Simon writes, "I recently got a chance to interview and profile the people behind a collaboration between Smithsonian and the Harvard College Observatory who are crowdsourcing the transcription of logbooks for thousands of photographic plates. It's a massive undertaking that will give scientists access to a hundred years of astronomical data."
The project, called Digital Access to a Sky Century at Harvard (DASCH for short), is actually a collaboration between the Harvard College Observatory and the Smithsonian Institution, the latter of which has embarked on a much larger endeavor to crowdsource the transcription of millions of pages of archival material. The DC-based network of museums launched a beta version of its crowdsourcing platform in June 2013, and over the next year about 1,000 volunteers transcribed 13,000 pages of documents. After emerging from beta in August and opening up to the public, that volunteer list has swelled to over 4,000. Though it isn't the first archival institution to begin digitizing its collected works — everyone from the New York Public Library to the British Museum have launched similar initiatives — its scope of work is arguably the most massive; there are 137 million objects spread across the Smithsonian's 19 museums.

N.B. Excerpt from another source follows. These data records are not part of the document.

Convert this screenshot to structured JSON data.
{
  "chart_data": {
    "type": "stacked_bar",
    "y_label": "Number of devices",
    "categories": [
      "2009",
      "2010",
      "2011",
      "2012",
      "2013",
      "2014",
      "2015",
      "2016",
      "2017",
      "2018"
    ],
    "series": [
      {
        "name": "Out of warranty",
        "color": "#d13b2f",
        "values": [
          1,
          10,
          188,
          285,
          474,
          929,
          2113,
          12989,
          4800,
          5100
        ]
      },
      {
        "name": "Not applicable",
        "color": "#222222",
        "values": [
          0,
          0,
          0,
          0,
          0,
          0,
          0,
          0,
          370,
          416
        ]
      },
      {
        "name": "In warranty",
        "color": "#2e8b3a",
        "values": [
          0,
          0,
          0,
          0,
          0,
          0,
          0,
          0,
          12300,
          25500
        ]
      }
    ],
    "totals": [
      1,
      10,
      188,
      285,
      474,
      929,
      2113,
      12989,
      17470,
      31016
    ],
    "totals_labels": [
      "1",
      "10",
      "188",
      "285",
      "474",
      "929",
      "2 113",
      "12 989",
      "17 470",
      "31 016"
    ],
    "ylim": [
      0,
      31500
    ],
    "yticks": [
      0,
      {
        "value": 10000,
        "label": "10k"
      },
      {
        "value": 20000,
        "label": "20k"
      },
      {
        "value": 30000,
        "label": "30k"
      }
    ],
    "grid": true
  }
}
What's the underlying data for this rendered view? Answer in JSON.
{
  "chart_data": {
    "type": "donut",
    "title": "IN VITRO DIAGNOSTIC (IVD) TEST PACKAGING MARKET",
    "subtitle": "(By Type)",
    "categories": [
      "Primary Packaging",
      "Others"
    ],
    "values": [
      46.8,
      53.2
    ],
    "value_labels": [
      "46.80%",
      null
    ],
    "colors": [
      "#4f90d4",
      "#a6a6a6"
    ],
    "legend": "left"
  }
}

But in a world where Google has the technology to scan millions of library books and provide searchable text, why can't the Smithsonian do the same? "Basically these documents are not able to be recognized by [optical character recognition] text readers," said Sarah Sulick, a public affairs specialist at Smithsonian. "You feed it through a scanner and it can read all the script on the page, but for these handwritten documents it just can't do that. We actually need a human for this to happen."